Nicht alle Bachelorstudenten sind unzufrieden – allerdings kennen die auch das alte System nicht. Was ist unwiederbringlich verloren gegangen? Das fängt beim Blick über den Tellerrand an, weil die Studenten durch das neue System gezwungen werden, effizient zu studieren. Wenn ich ein Semester lang nicht auftauche, kann es im Extremfall sein, dass ich exmatrikuliert werde. Ich habe da ein anderes Verständnis von universitärem Lernen: Mein Gedanke ist immer, dass die Leute, die an die Uni kommen, mehr oder weniger erwachsen sind. Die müssen doch nicht die ganze Zeit überwacht werden! Es gibt Menschen, die lernen ganz anders. In der Schweiz gab es einen Kanton, die aus Lehrermangel seinen Oberstufenschülern angeboten hatte, virtuell zu lernen. Es gab die Verabredung: „Wir treffen uns zwar regelmäßig, aber es gibt keinen festen Unterricht und ihr könnt selber entscheiden, wo ihr lernt, egal, ob im Freibad, in der Schule, in einer Lerngruppe, Zuhause im Bett, in der Badewanne, wo auch immer.“ Diese Schüler haben später bessere Abiturergebnisse erzielt als die Mitschüler, die immer in der Schule anwesend sein mussten. Ich denke, dass man solche Lern-Verabredungen auch an den Hochschulen treffen könnte. Dafür wäre allerdings ein ziemlicher Kulturwechsel nötig – bei Dozenten und Studenten gleichermaßen.

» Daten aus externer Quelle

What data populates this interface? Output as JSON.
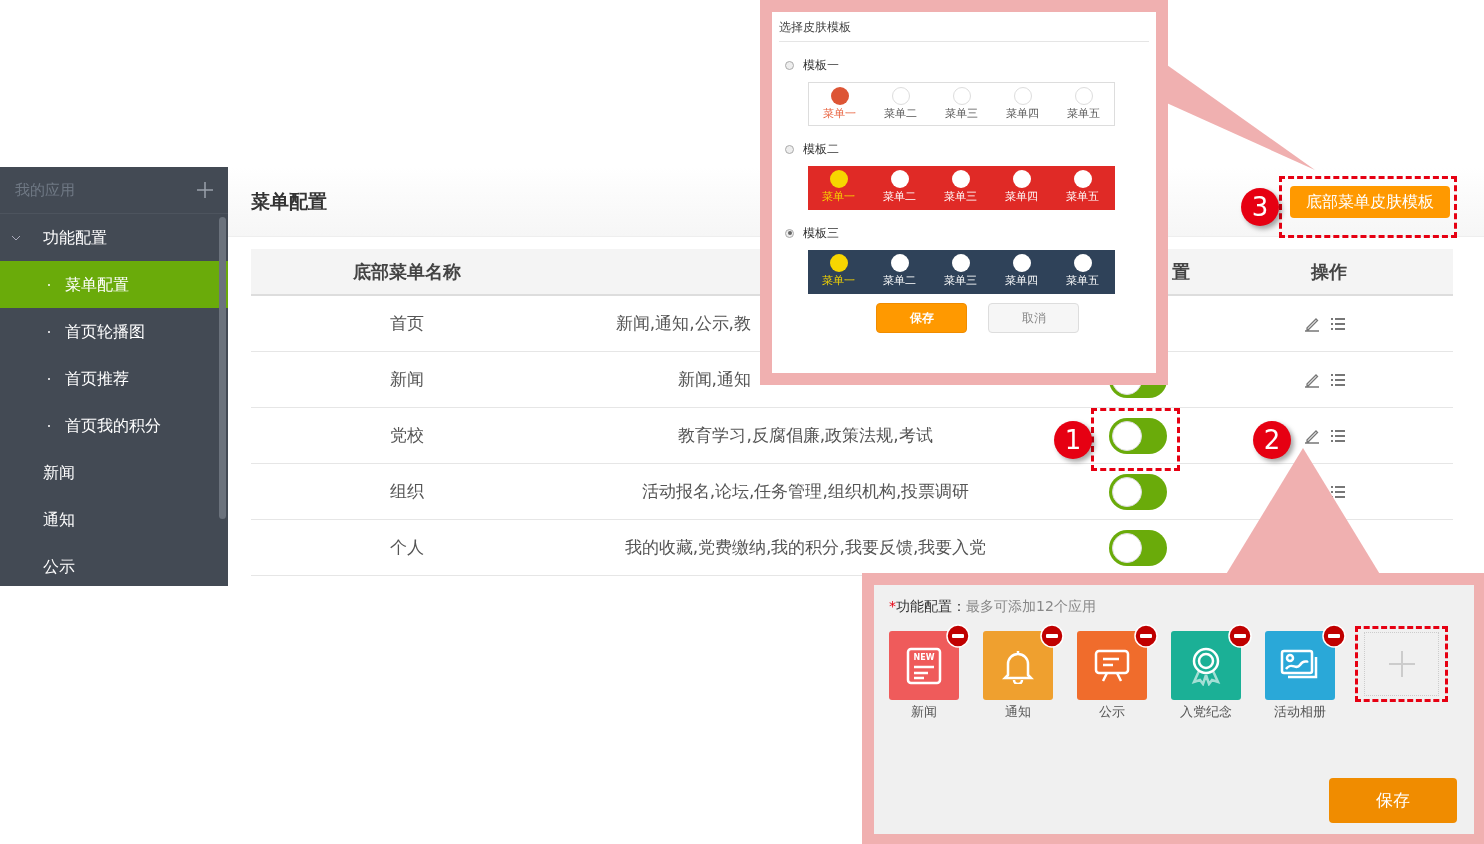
{
  "sidebar": {
    "header": "我的应用",
    "items": [
      {
        "label": "功能配置",
        "expanded": true,
        "children": [
          {
            "label": "菜单配置",
            "selected": true
          },
          {
            "label": "首页轮播图",
            "selected": false
          },
          {
            "label": "首页推荐",
            "selected": false
          },
          {
            "label": "首页我的积分",
            "selected": false
          }
        ]
      },
      {
        "label": "新闻",
        "selected": false
      },
      {
        "label": "通知",
        "selected": false
      },
      {
        "label": "公示",
        "selected": false
      }
    ]
  },
  "page": {
    "title": "菜单配置",
    "skin_button": "底部菜单皮肤模板"
  },
  "table": {
    "columns": [
      "底部菜单名称",
      "置",
      "操作"
    ],
    "rows": [
      {
        "name": "首页",
        "apps": "新闻,通知,公示,教"
      },
      {
        "name": "新闻",
        "apps": "新闻,通知",
        "on": false
      },
      {
        "name": "党校",
        "apps": "教育学习,反腐倡廉,政策法规,考试",
        "on": false
      },
      {
        "name": "组织",
        "apps": "活动报名,论坛,任务管理,组织机构,投票调研",
        "on": false
      },
      {
        "name": "个人",
        "apps": "我的收藏,党费缴纳,我的积分,我要反馈,我要入党",
        "on": false
      }
    ]
  },
  "callouts": [
    "1",
    "2",
    "3"
  ],
  "skin_dialog": {
    "title": "选择皮肤模板",
    "templates": [
      {
        "label": "模板一",
        "selected": false,
        "kind": "plain",
        "items": [
          {
            "label": "菜单一",
            "selected": true
          },
          {
            "label": "菜单二",
            "selected": false
          },
          {
            "label": "菜单三",
            "selected": false
          },
          {
            "label": "菜单四",
            "selected": false
          },
          {
            "label": "菜单五",
            "selected": false
          }
        ]
      },
      {
        "label": "模板二",
        "selected": false,
        "kind": "red",
        "items": [
          {
            "label": "菜单一",
            "selected": true
          },
          {
            "label": "菜单二",
            "selected": false
          },
          {
            "label": "菜单三",
            "selected": false
          },
          {
            "label": "菜单四",
            "selected": false
          },
          {
            "label": "菜单五",
            "selected": false
          }
        ]
      },
      {
        "label": "模板三",
        "selected": true,
        "kind": "navy",
        "items": [
          {
            "label": "菜单一",
            "selected": true
          },
          {
            "label": "菜单二",
            "selected": false
          },
          {
            "label": "菜单三",
            "selected": false
          },
          {
            "label": "菜单四",
            "selected": false
          },
          {
            "label": "菜单五",
            "selected": false
          }
        ]
      }
    ],
    "save": "保存",
    "cancel": "取消"
  },
  "app_panel": {
    "asterisk": "*",
    "label": "功能配置：",
    "hint": "最多可添加12个应用",
    "apps": [
      {
        "label": "新闻",
        "kind": "news",
        "color": "#ef5b5b",
        "icon_text": "NEW"
      },
      {
        "label": "通知",
        "kind": "bell",
        "color": "#efa02f"
      },
      {
        "label": "公示",
        "kind": "board",
        "color": "#f06c2c"
      },
      {
        "label": "入党纪念",
        "kind": "award",
        "color": "#1bb096"
      },
      {
        "label": "活动相册",
        "kind": "photo",
        "color": "#2aa8d8"
      }
    ],
    "save": "保存"
  }
}
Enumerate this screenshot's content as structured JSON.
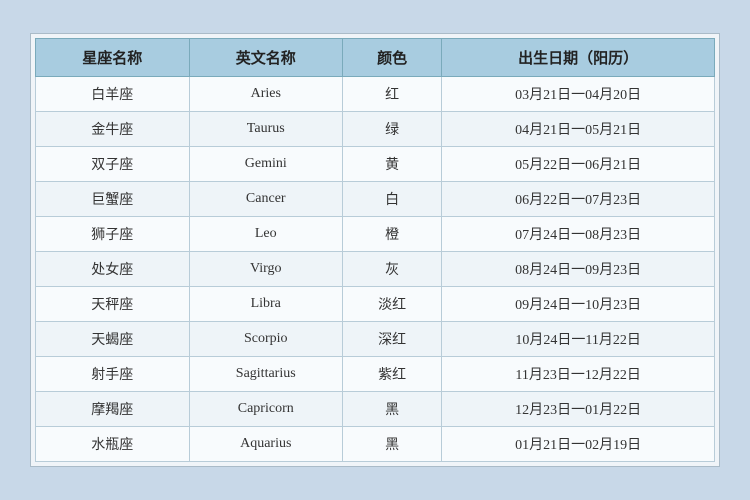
{
  "table": {
    "headers": [
      "星座名称",
      "英文名称",
      "颜色",
      "出生日期（阳历）"
    ],
    "rows": [
      [
        "白羊座",
        "Aries",
        "红",
        "03月21日一04月20日"
      ],
      [
        "金牛座",
        "Taurus",
        "绿",
        "04月21日一05月21日"
      ],
      [
        "双子座",
        "Gemini",
        "黄",
        "05月22日一06月21日"
      ],
      [
        "巨蟹座",
        "Cancer",
        "白",
        "06月22日一07月23日"
      ],
      [
        "狮子座",
        "Leo",
        "橙",
        "07月24日一08月23日"
      ],
      [
        "处女座",
        "Virgo",
        "灰",
        "08月24日一09月23日"
      ],
      [
        "天秤座",
        "Libra",
        "淡红",
        "09月24日一10月23日"
      ],
      [
        "天蝎座",
        "Scorpio",
        "深红",
        "10月24日一11月22日"
      ],
      [
        "射手座",
        "Sagittarius",
        "紫红",
        "11月23日一12月22日"
      ],
      [
        "摩羯座",
        "Capricorn",
        "黑",
        "12月23日一01月22日"
      ],
      [
        "水瓶座",
        "Aquarius",
        "黑",
        "01月21日一02月19日"
      ]
    ]
  }
}
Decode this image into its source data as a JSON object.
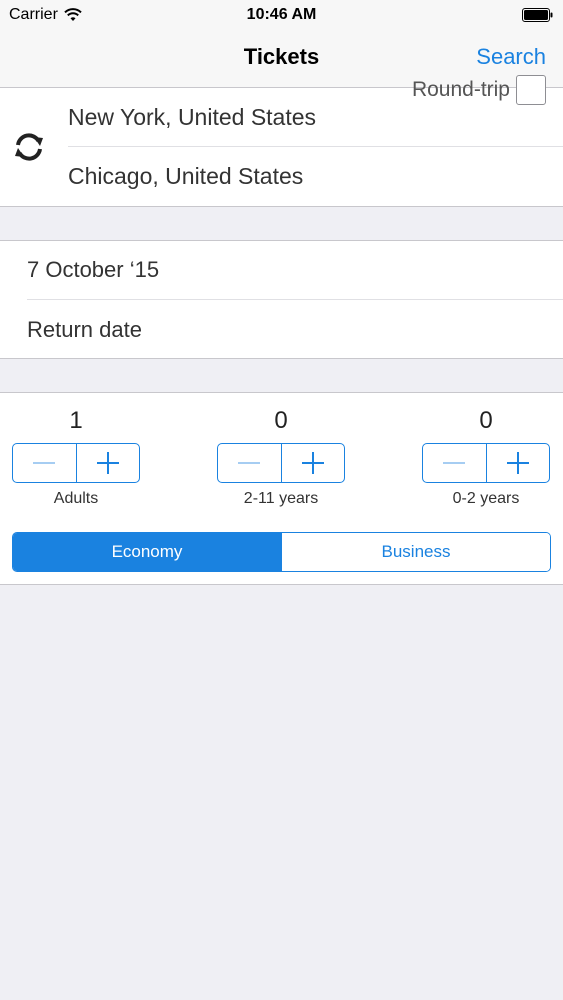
{
  "status_bar": {
    "carrier": "Carrier",
    "time": "10:46 AM"
  },
  "nav": {
    "title": "Tickets",
    "search_label": "Search"
  },
  "route": {
    "from": "New York, United States",
    "to": "Chicago, United States"
  },
  "dates": {
    "departure": "7 October ‘15",
    "return_placeholder": "Return date",
    "round_trip_label": "Round-trip",
    "round_trip_checked": false
  },
  "passengers": [
    {
      "count": "1",
      "label": "Adults"
    },
    {
      "count": "0",
      "label": "2-11 years"
    },
    {
      "count": "0",
      "label": "0-2 years"
    }
  ],
  "cabin": {
    "options": [
      "Economy",
      "Business"
    ],
    "selected": "Economy"
  },
  "colors": {
    "accent": "#1a82e0",
    "background": "#efeff4",
    "bar": "#f7f7f7"
  }
}
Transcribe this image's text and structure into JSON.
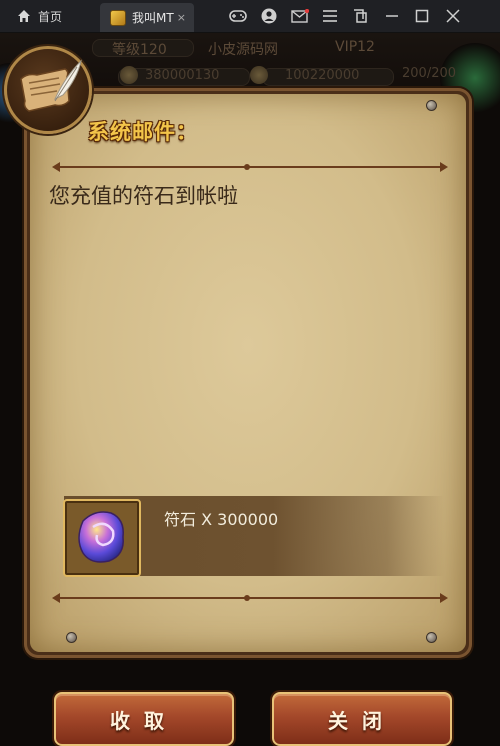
{
  "titlebar": {
    "home_label": "首页",
    "tab_label": "我叫MT",
    "tab_close": "×"
  },
  "hud": {
    "level": "等级120",
    "site": "小皮源码网",
    "vip": "VIP12",
    "gems": "380000130",
    "gold": "100220000",
    "stamina": "200/200"
  },
  "mail": {
    "title": "系统邮件：",
    "message": "您充值的符石到帐啦",
    "reward_text": "符石 X 300000"
  },
  "buttons": {
    "collect": "收取",
    "close": "关闭"
  },
  "colors": {
    "title": "#f3c54a",
    "parchment": "#d8c494",
    "button": "#a4482a"
  }
}
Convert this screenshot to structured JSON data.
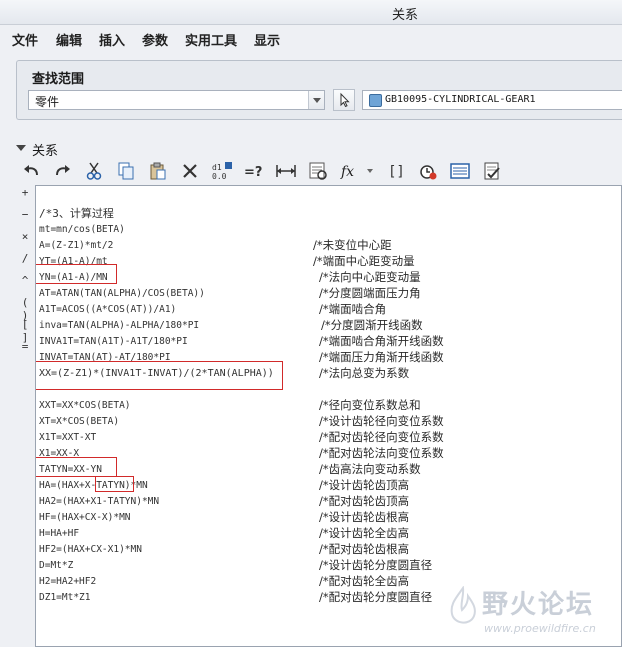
{
  "window": {
    "title": "关系"
  },
  "menu": [
    "文件",
    "编辑",
    "插入",
    "参数",
    "实用工具",
    "显示"
  ],
  "scope": {
    "label": "查找范围",
    "type_value": "零件",
    "model_value": "GB10095-CYLINDRICAL-GEAR1"
  },
  "relations": {
    "section_label": "关系",
    "toolbar": [
      "undo-icon",
      "redo-icon",
      "cut-icon",
      "copy-icon",
      "paste-icon",
      "delete-icon",
      "number-format-icon",
      "evaluate-icon",
      "dimension-icon",
      "properties-icon",
      "function-icon",
      "parameters-icon",
      "local-params-icon",
      "sort-icon",
      "verify-icon"
    ],
    "operators": [
      "+",
      "−",
      "×",
      "/",
      "^",
      "( )",
      "[ ]",
      "="
    ],
    "lines": [
      {
        "code": "/*3、计算过程",
        "comment": ""
      },
      {
        "code": "mt=mn/cos(BETA)",
        "comment": ""
      },
      {
        "code": "A=(Z-Z1)*mt/2",
        "comment": "/*未变位中心距"
      },
      {
        "code": "YT=(A1-A)/mt",
        "comment": "/*端面中心距变动量"
      },
      {
        "code": "YN=(A1-A)/MN",
        "comment": "/*法向中心距变动量"
      },
      {
        "code": "AT=ATAN(TAN(ALPHA)/COS(BETA))",
        "comment": "/*分度圆端面压力角"
      },
      {
        "code": "A1T=ACOS((A*COS(AT))/A1)",
        "comment": "/*端面啮合角"
      },
      {
        "code": "inva=TAN(ALPHA)-ALPHA/180*PI",
        "comment": " /*分度圆渐开线函数"
      },
      {
        "code": "INVA1T=TAN(A1T)-A1T/180*PI",
        "comment": "/*端面啮合角渐开线函数"
      },
      {
        "code": "INVAT=TAN(AT)-AT/180*PI",
        "comment": "/*端面压力角渐开线函数"
      },
      {
        "code": "XX=(Z-Z1)*(INVA1T-INVAT)/(2*TAN(ALPHA))",
        "comment": "/*法向总变为系数"
      },
      {
        "code": "",
        "comment": ""
      },
      {
        "code": "XXT=XX*COS(BETA)",
        "comment": "/*径向变位系数总和"
      },
      {
        "code": "XT=X*COS(BETA)",
        "comment": "/*设计齿轮径向变位系数"
      },
      {
        "code": "X1T=XXT-XT",
        "comment": "/*配对齿轮径向变位系数"
      },
      {
        "code": "X1=XX-X",
        "comment": "/*配对齿轮法向变位系数"
      },
      {
        "code": "TATYN=XX-YN",
        "comment": "/*齿高法向变动系数"
      },
      {
        "code": "HA=(HAX+X-TATYN)*MN",
        "comment": "/*设计齿轮齿顶高"
      },
      {
        "code": "HA2=(HAX+X1-TATYN)*MN",
        "comment": "/*配对齿轮齿顶高"
      },
      {
        "code": "HF=(HAX+CX-X)*MN",
        "comment": "/*设计齿轮齿根高"
      },
      {
        "code": "H=HA+HF",
        "comment": "/*设计齿轮全齿高"
      },
      {
        "code": "HF2=(HAX+CX-X1)*MN",
        "comment": "/*配对齿轮齿根高"
      },
      {
        "code": "D=Mt*Z",
        "comment": "/*设计齿轮分度圆直径"
      },
      {
        "code": "H2=HA2+HF2",
        "comment": "/*配对齿轮全齿高"
      },
      {
        "code": "DZ1=Mt*Z1",
        "comment": "/*配对齿轮分度圆直径"
      }
    ]
  },
  "watermark": {
    "name": "野火论坛",
    "url": "www.proewildfire.cn"
  }
}
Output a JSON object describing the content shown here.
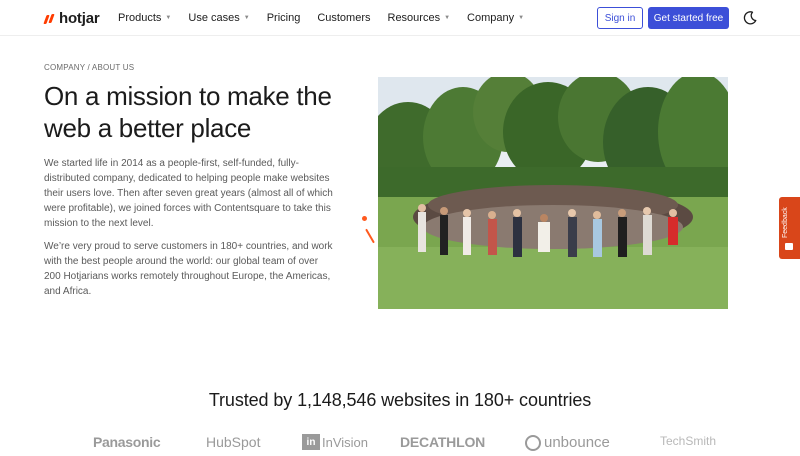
{
  "nav": {
    "logo_text": "hotjar",
    "brand_color": "#ff3c00",
    "links": [
      {
        "label": "Products",
        "dropdown": true
      },
      {
        "label": "Use cases",
        "dropdown": true
      },
      {
        "label": "Pricing",
        "dropdown": false
      },
      {
        "label": "Customers",
        "dropdown": false
      },
      {
        "label": "Resources",
        "dropdown": true
      },
      {
        "label": "Company",
        "dropdown": true
      }
    ],
    "signin_label": "Sign in",
    "cta_label": "Get started free",
    "accent_color": "#3c4fd8",
    "theme_icon": "moon-icon"
  },
  "hero": {
    "breadcrumb": "COMPANY / ABOUT US",
    "title": "On a mission to make the web a better place",
    "paragraph_1": "We started life in 2014 as a people-first, self-funded, fully-distributed company, dedicated to helping people make websites their users love. Then after seven great years (almost all of which were profitable), we joined forces with Contentsquare to take this mission to the next level.",
    "paragraph_2": "We’re very proud to serve customers in 180+ countries, and work with the best people around the world: our global team of over 200 Hotjarians works remotely throughout Europe, the Americas, and Africa.",
    "photo_description_icon": "team-photo"
  },
  "feedback_tab": {
    "label": "Feedback",
    "color": "#d9461a"
  },
  "trusted": {
    "heading": "Trusted by 1,148,546 websites in 180+ countries",
    "logos": [
      "Panasonic",
      "HubSpot",
      "InVision",
      "DECATHLON",
      "unbounce",
      "TechSmith"
    ]
  }
}
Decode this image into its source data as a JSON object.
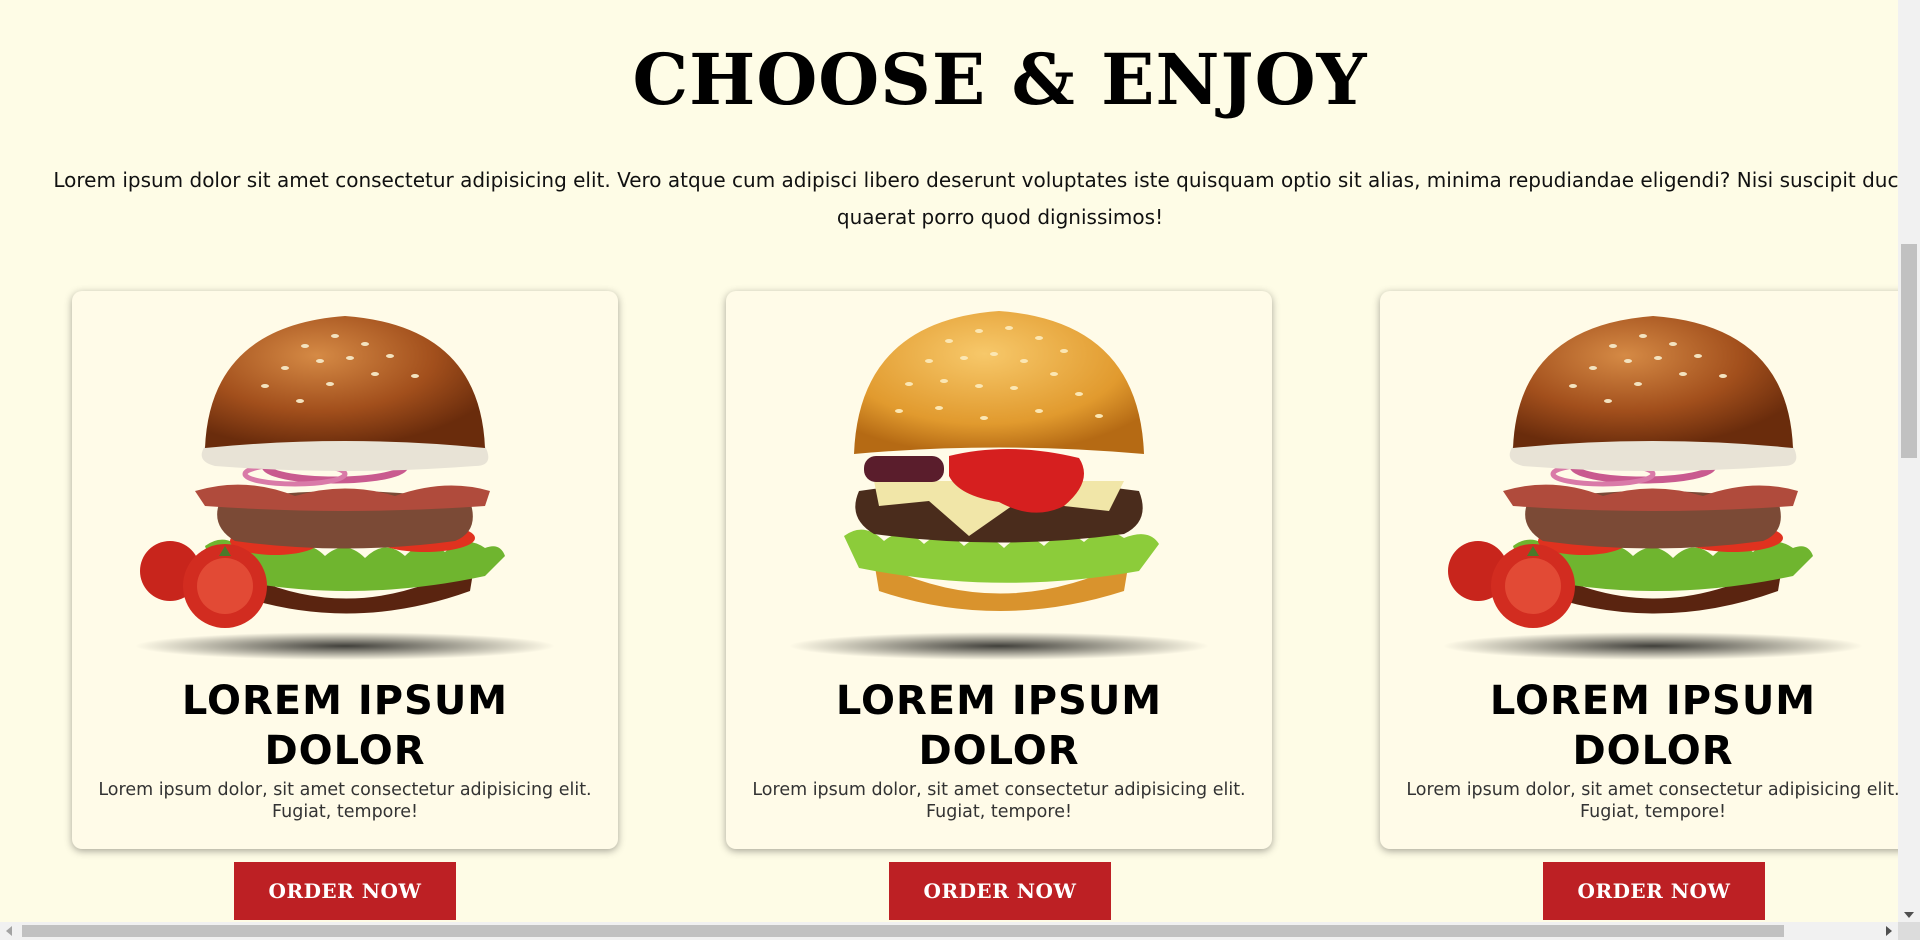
{
  "section": {
    "title": "CHOOSE & ENJOY",
    "intro": "Lorem ipsum dolor sit amet consectetur adipisicing elit. Vero atque cum adipisci libero deserunt voluptates iste quisquam optio sit alias, minima repudiandae eligendi? Nisi suscipit ducimus quaerat porro quod dignissimos!"
  },
  "cards": [
    {
      "title_line1": "LOREM IPSUM",
      "title_line2": "DOLOR",
      "text": "Lorem ipsum dolor, sit amet consectetur adipisicing elit. Fugiat, tempore!",
      "button": "ORDER NOW",
      "image": "bacon-burger-with-tomatoes"
    },
    {
      "title_line1": "LOREM IPSUM",
      "title_line2": "DOLOR",
      "text": "Lorem ipsum dolor, sit amet consectetur adipisicing elit. Fugiat, tempore!",
      "button": "ORDER NOW",
      "image": "cheeseburger-with-ketchup"
    },
    {
      "title_line1": "LOREM IPSUM",
      "title_line2": "DOLOR",
      "text": "Lorem ipsum dolor, sit amet consectetur adipisicing elit. Fugiat, tempore!",
      "button": "ORDER NOW",
      "image": "bacon-burger-with-tomatoes"
    }
  ],
  "colors": {
    "background": "#fefce6",
    "card": "#fffbe8",
    "accent": "#bd2024"
  }
}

Welche Studenten fallen jetzt aufgrund der neuen Regelungen durchs Raster? Es fallen im Grunde alle Leute durch, die nicht in der Lage sind, das Hochschulstudium als Vollzeitbeschäftigung durchzuziehen. Es fallen alle durch, die arbeiten müssen. Es fallen natürlich alle durch, die irgendwie familiäre Verpflichtungen haben. Es fallen die Leute durch, die aus irgendwelchen anderen Gründen Zeit für sich brauchen, andere Räume, als nur Uni und Schreibtisch. Also alle, die nicht unter dieses fiese englische Wort von Employability (Arbeitsmarktfähigkeit) fallen, das da so gerne als Dogma im Zusammenhang mit den Reformen genannt wird. Alles, was im Studium nicht karriereorientiert ist und was nicht dem schnellen Fortkommen dient, schadet, stört und sorgt bei den Leuten, die davon betroffen sind, für massive Probleme bei der Studienorganisation. Da muss man sich nicht wundern, wenn die heutigen Studierenden vom Bulimie-Lernen berichten: Wissen reinschaufeln, bei der Prüfung auskotzen, dann wieder neues Wissen reinschaufeln.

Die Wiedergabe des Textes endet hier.